Андреа остановил машину, они поцеловались, и Камилла вышла из нее. Я тоже вышел. Мой старый приятель заметил меня и тут же смылся, наверное, решив, что в темноте я его не узнал. Что же касается моей девушки… Она обернулась и с гримасой, которую я иногда не забуду, сказала:
— А, привет… Ты что здесь делаешь?
Я всегда думал: если узнаю об измене, дело кончится кровью. Побью и ее, и его. Но в тот вечер я стоял перед Камиллой у ее дома и даже не мог подобрать нужных слов, только лишь повторял:
— Почему? Почему? Почему?
Потом я зарыдал и ушел, плюнув на все попытки Камиллы объясниться со мной. Я не хотел ее больше видеть. Я четко следовал правилам, которые соблюдают пары, вынужденные расстаться, но продолжающие жить в одном городе. Как поется в песне Баттисти, я старался «забыть о тех местах, которые мы знали, и не ходить туда, куда приходишь ты». Все вещи Камиллы, копившиеся в моем доме, были отравлены на помойку — потому что всякий раз, когда я смотрел на них, я начинал страдать. Кофточки, шарфы, шляпки — я все выкинул. Я старался не слушать музыку, которую мы слушали вместе. Я даже сменил одеколон, потому что тот, которым я пользовался ранее, был куплен в впервые дни нашего знакомства. Единственное правило, которое я так и не сумел применить на деле, было «клин клином вышибают». По крайней мере, сразу после нашего разрыва.
Камилла поставила мне шах и мах. Я не мог больше обладать ею, но и никакой другой женщины я не хотел, потому что вбил себе в голову, что Камилла была для меня женщиной на все времена. Мне казалось, что я знаю ее лучше всех. Но скорее я знал ее привычки, а не то, чем она жила. Привычки могут перемениться, но тогда она спала исключительно на правой стороне кровати. Где бы мы ни были — у нее дома, у меня дома, в гостинице, когда мы уезжали на каникулы. Камилла всегда ходила только по правую руку от своего спутника. Я не припомню, чтобы она шла слева от меня. По утрам, за завтраком, она съедала только четное число крекеров. В вагоне она садилась по ходу поезда, если эти места были заняты, то она предпочитала ехать стоя.
Общаясь с Камиллой, я впервые понял, что мужчины и женщины по-разному понимают наготу. Например, если они решили лечь в постель обнаженными, то мужчина ложится действительно голым, а женщина в трусиках. А иногда даже в трусиках и бюстгальтере. Для мужчины быть голым — значит быть полностьюголым: в трусах ты не голый; а для женщины быть голой — значит быть в трусиках.
Еще помню, что ей нравилось выдавливать у меня на коже прыщики и угри. И не только на лице, но прежде всего на спине. Иногда она это делала без предупреждения.
— Ой! Ты
— Извини, знаю, что больно, но он был такой большой… я не смогла удержаться!

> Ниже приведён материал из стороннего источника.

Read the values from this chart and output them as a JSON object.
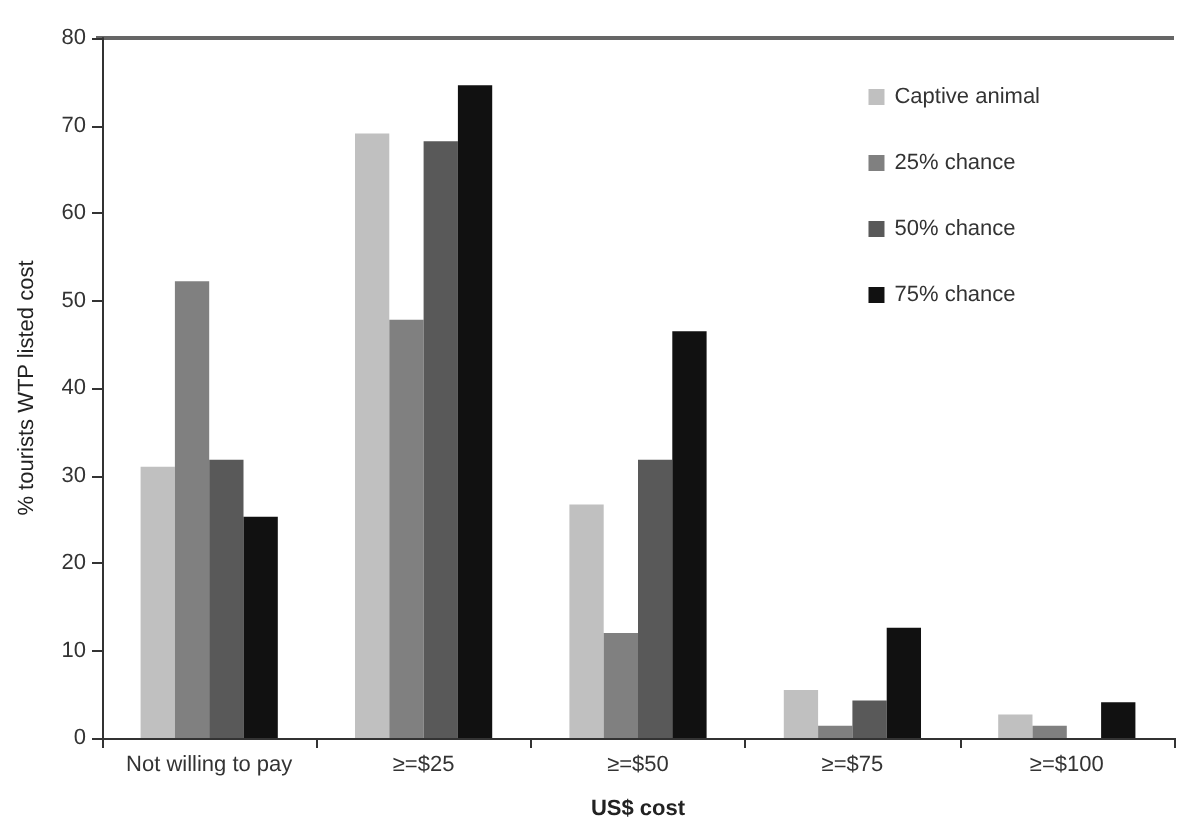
{
  "chart_data": {
    "type": "bar",
    "xlabel": "US$ cost",
    "ylabel": "% tourists WTP listed cost",
    "categories": [
      "Not willing to pay",
      "≥=$25",
      "≥=$50",
      "≥=$75",
      "≥=$100"
    ],
    "series": [
      {
        "name": "Captive animal",
        "color": "#c0c0c0",
        "values": [
          31,
          69.1,
          26.7,
          5.5,
          2.7
        ]
      },
      {
        "name": "25% chance",
        "color": "#808080",
        "values": [
          52.2,
          47.8,
          12,
          1.4,
          1.4
        ]
      },
      {
        "name": "50% chance",
        "color": "#595959",
        "values": [
          31.8,
          68.2,
          31.8,
          4.3,
          0
        ]
      },
      {
        "name": "75% chance",
        "color": "#111111",
        "values": [
          25.3,
          74.6,
          46.5,
          12.6,
          4.1
        ]
      }
    ],
    "ylim": [
      0,
      80
    ],
    "yticks": [
      0,
      10,
      20,
      30,
      40,
      50,
      60,
      70,
      80
    ],
    "grid": false,
    "legend": "top right"
  }
}
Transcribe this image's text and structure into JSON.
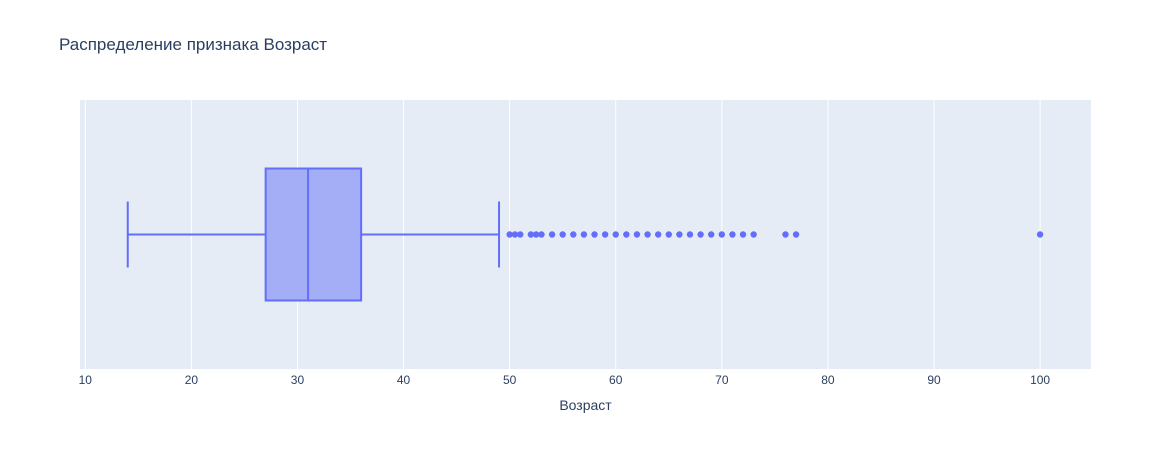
{
  "chart_data": {
    "type": "box",
    "orientation": "horizontal",
    "title": "Распределение признака Возраст",
    "xlabel": "Возраст",
    "ylabel": "",
    "xlim": [
      9.5,
      104.8
    ],
    "xticks": [
      10,
      20,
      30,
      40,
      50,
      60,
      70,
      80,
      90,
      100
    ],
    "grid": true,
    "legend": "none",
    "colors": {
      "plot_bg": "#e5ecf6",
      "grid": "#ffffff",
      "box_fill": "#a3aef7",
      "box_line": "#636efa",
      "text": "#2a3f5f"
    },
    "box": {
      "lower_fence": 14,
      "q1": 27,
      "median": 31,
      "q3": 36,
      "upper_fence": 49
    },
    "outliers": [
      50,
      50.5,
      51,
      52,
      52.5,
      53,
      54,
      55,
      56,
      57,
      58,
      59,
      60,
      61,
      62,
      63,
      64,
      65,
      66,
      67,
      68,
      69,
      70,
      71,
      72,
      73,
      76,
      77,
      100
    ]
  }
}
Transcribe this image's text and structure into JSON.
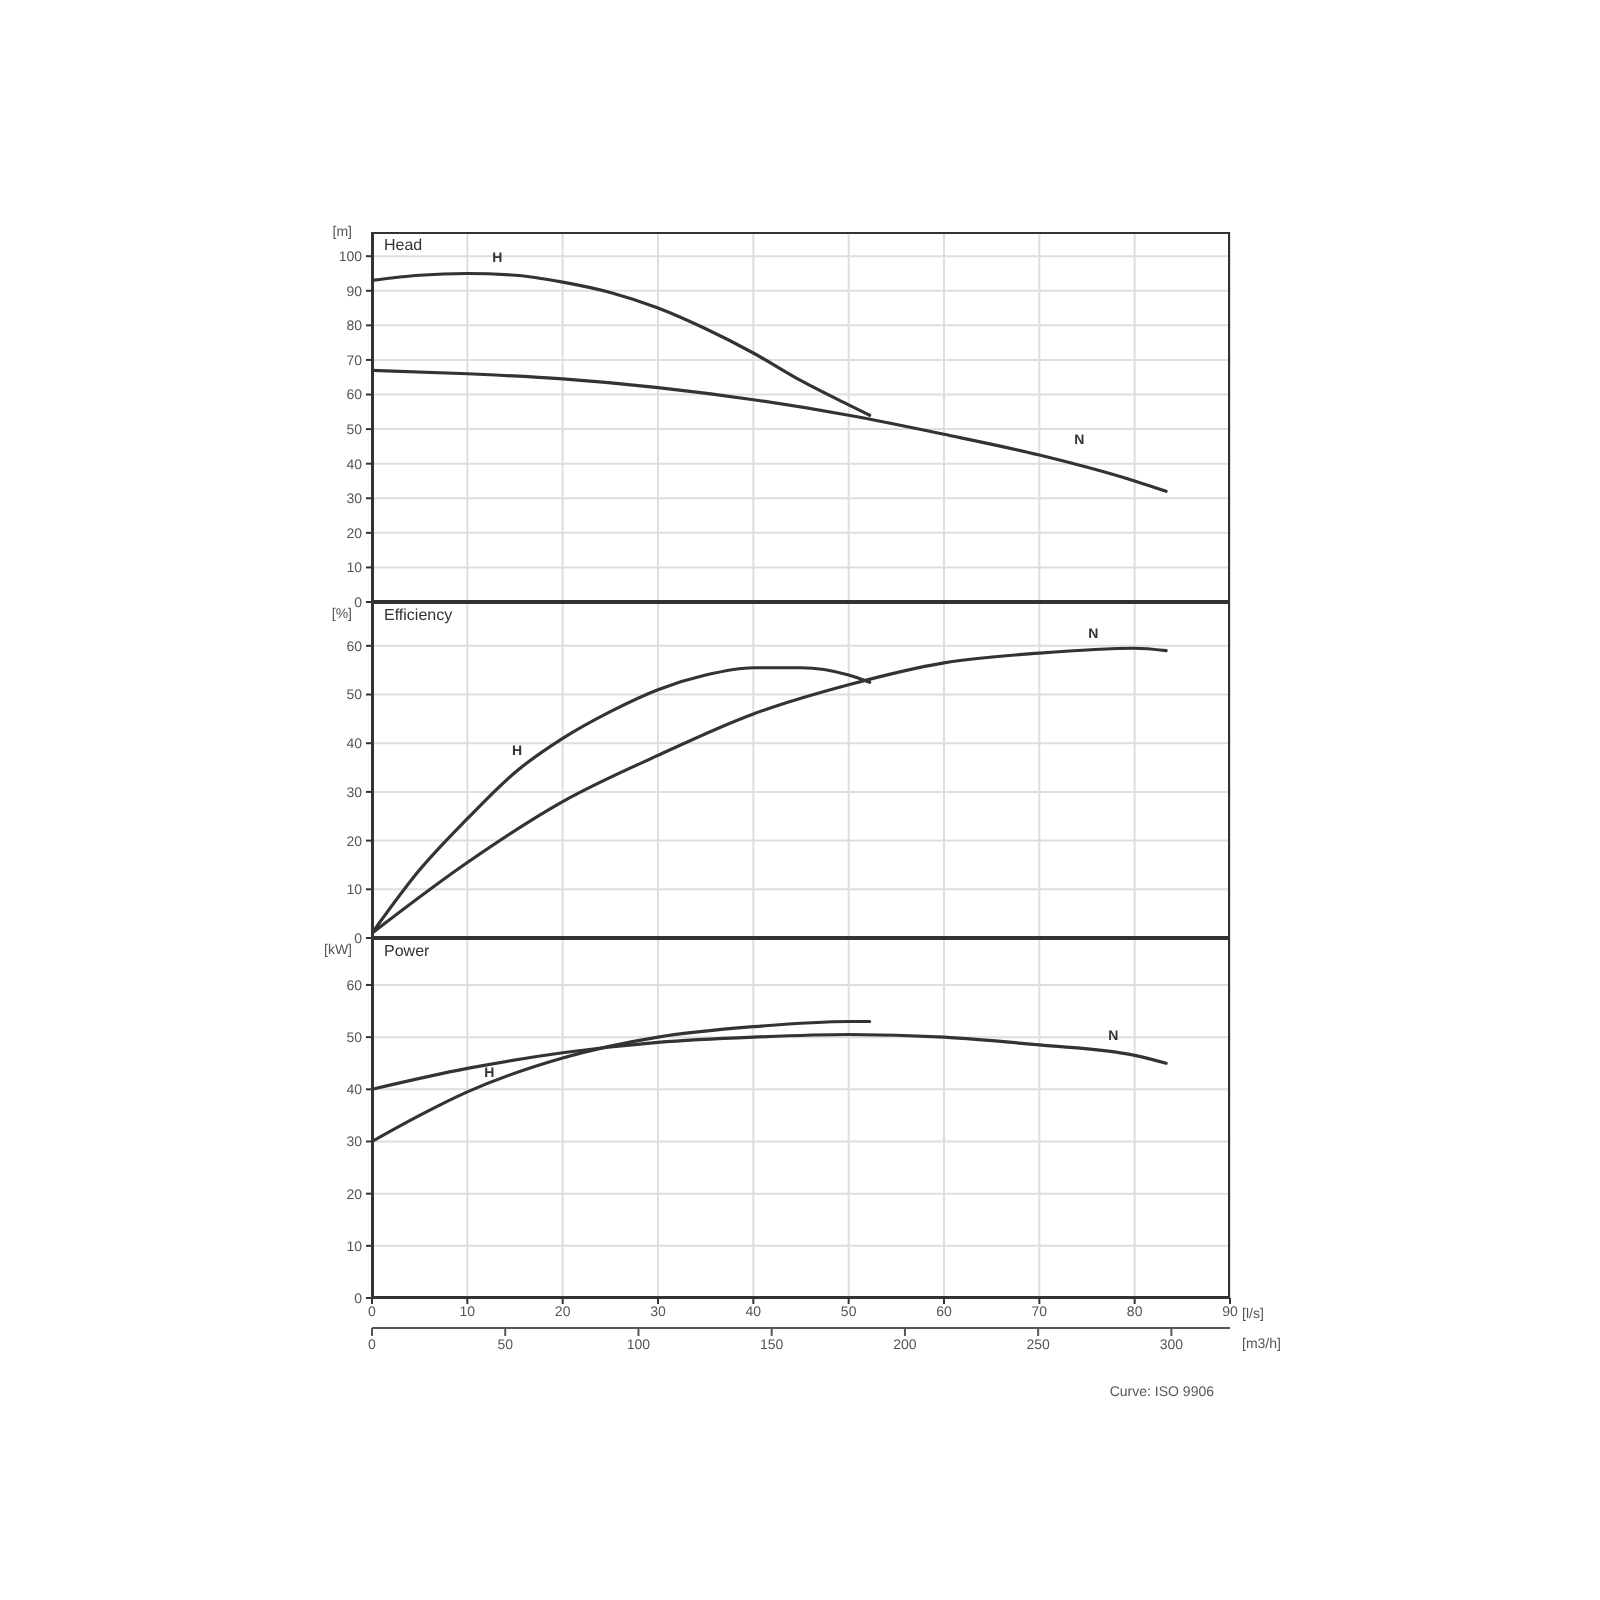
{
  "chart_data": [
    {
      "type": "line",
      "title": "Head",
      "ylabel": "[m]",
      "xlim": [
        0,
        90
      ],
      "xticks": [
        0,
        10,
        20,
        30,
        40,
        50,
        60,
        70,
        80,
        90
      ],
      "ylim": [
        0,
        107
      ],
      "yticks": [
        0,
        10,
        20,
        30,
        40,
        50,
        60,
        70,
        80,
        90,
        100
      ],
      "grid": true,
      "tick_labels": "y",
      "marker": "none",
      "line_style": "solid",
      "series": [
        {
          "name": "H",
          "color": "#333333",
          "x": [
            0,
            5,
            10,
            15,
            20,
            25,
            30,
            35,
            40,
            45,
            50,
            52.2
          ],
          "values": [
            93,
            94.5,
            95,
            94.5,
            92.5,
            89.5,
            85,
            79,
            72,
            64,
            57,
            54
          ]
        },
        {
          "name": "N",
          "color": "#333333",
          "x": [
            0,
            10,
            20,
            30,
            40,
            50,
            60,
            70,
            80,
            83.3
          ],
          "values": [
            67,
            66,
            64.5,
            62,
            58.5,
            54,
            48.5,
            42.5,
            35,
            32
          ]
        }
      ]
    },
    {
      "type": "line",
      "title": "Efficiency",
      "ylabel": "[%]",
      "xlim": [
        0,
        90
      ],
      "xticks": [
        0,
        10,
        20,
        30,
        40,
        50,
        60,
        70,
        80,
        90
      ],
      "ylim": [
        0,
        69
      ],
      "yticks": [
        0,
        10,
        20,
        30,
        40,
        50,
        60
      ],
      "grid": true,
      "tick_labels": "y",
      "marker": "none",
      "line_style": "solid",
      "series": [
        {
          "name": "H",
          "color": "#333333",
          "x": [
            0,
            5,
            10,
            15,
            20,
            25,
            30,
            35,
            40,
            45,
            50,
            52.2
          ],
          "values": [
            1,
            14,
            24.5,
            34,
            41,
            46.5,
            51,
            54,
            55.5,
            55.5,
            54,
            52.5
          ]
        },
        {
          "name": "N",
          "color": "#333333",
          "x": [
            0,
            10,
            20,
            30,
            40,
            50,
            60,
            70,
            80,
            83.3
          ],
          "values": [
            1,
            15.5,
            28,
            37.5,
            46,
            52,
            56.5,
            58.5,
            59.5,
            59
          ]
        }
      ]
    },
    {
      "type": "line",
      "title": "Power",
      "ylabel": "[kW]",
      "xlabel": "[l/s]",
      "xlim": [
        0,
        90
      ],
      "xticks": [
        0,
        10,
        20,
        30,
        40,
        50,
        60,
        70,
        80,
        90
      ],
      "ylim": [
        0,
        69
      ],
      "yticks": [
        0,
        10,
        20,
        30,
        40,
        50,
        60
      ],
      "x2label": "[m3/h]",
      "x2lim": [
        0,
        322
      ],
      "x2ticks": [
        0,
        50,
        100,
        150,
        200,
        250,
        300
      ],
      "grid": true,
      "marker": "none",
      "line_style": "solid",
      "annotations": [
        "Curve: ISO 9906"
      ],
      "series": [
        {
          "name": "H",
          "color": "#333333",
          "x": [
            0,
            5,
            10,
            20,
            30,
            40,
            50,
            52.2
          ],
          "values": [
            30,
            35,
            39.5,
            46,
            50,
            52,
            53,
            53
          ]
        },
        {
          "name": "N",
          "color": "#333333",
          "x": [
            0,
            10,
            20,
            30,
            40,
            50,
            60,
            70,
            80,
            83.3
          ],
          "values": [
            40,
            44,
            47,
            49,
            50,
            50.5,
            50,
            48.5,
            46.5,
            45
          ]
        }
      ]
    }
  ]
}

Вначале я не думал, что наши отношения затянутся надолго. Камилла была одной из тех девушек, которые всегда крутились в нашей компании. Однажды, скрывшись от друзей, мы начали с ней целоваться. Наша близость началась втайне от остальных. Как-то вечером, проведя весь день вдвоем, мы должны были всей оравой пойти в пиццерию. За столом мы переглядывались, едва сдерживаясь, чтобы не рассмеяться. Наконец, незаметно для остальных, я передал ей записку, в которой написал одно только слово: smack [1] . Я не мог поцеловать ее на глазах у всех.
1
Smack (англ) — вкус, запах, аромат.
Камилла мне нравилась, однако препятствием для развития наших отношений было то, что я знал ее целую вечность, и это заставляло меня относиться к нашим встречам как к легкой интрижке, к тому же через месяц у меня появилась еще одна подружка. Но какие-то пустяшные эпизоды, произошедшие как раз в это время, заставили меня понять, как сильно на самом деле я привязан к Камилле. Однажды мои друзья, ничего не знавшие о наших с ней отношениях, начали перебирать позы, в которых они готовы были ее трахнуть. Внезапно я почувствовал, что мне этот треп неприятен, и я поспешил уйти. В другой раз мы все были в большой компании, и она тоже была среди нас. Лючано спросил, как у меня идут дела с девушкой ну, с той, другой. Я начал от нее открещиваться, и ребята подняли меня на смех. Но самый удивительный поступок совершила Камилла — поступок, который дал мне понять, что нас с ней связывают серьезные чувства. В тот вечер она лишь опустила глаза, а потом как ни в чем не бывало заговорила с соседями по столу. Зато на другой день она позвонила той девушке и сказала: «Если ты влюбилась, поступай как знаешь, а если это не так, то оставь его мне. Пока». И после этого повесила трубку. Мне ее поступок понравился. Даже не знаю почему. После этой истории мы с ней обручились. И не стали скрывать этого.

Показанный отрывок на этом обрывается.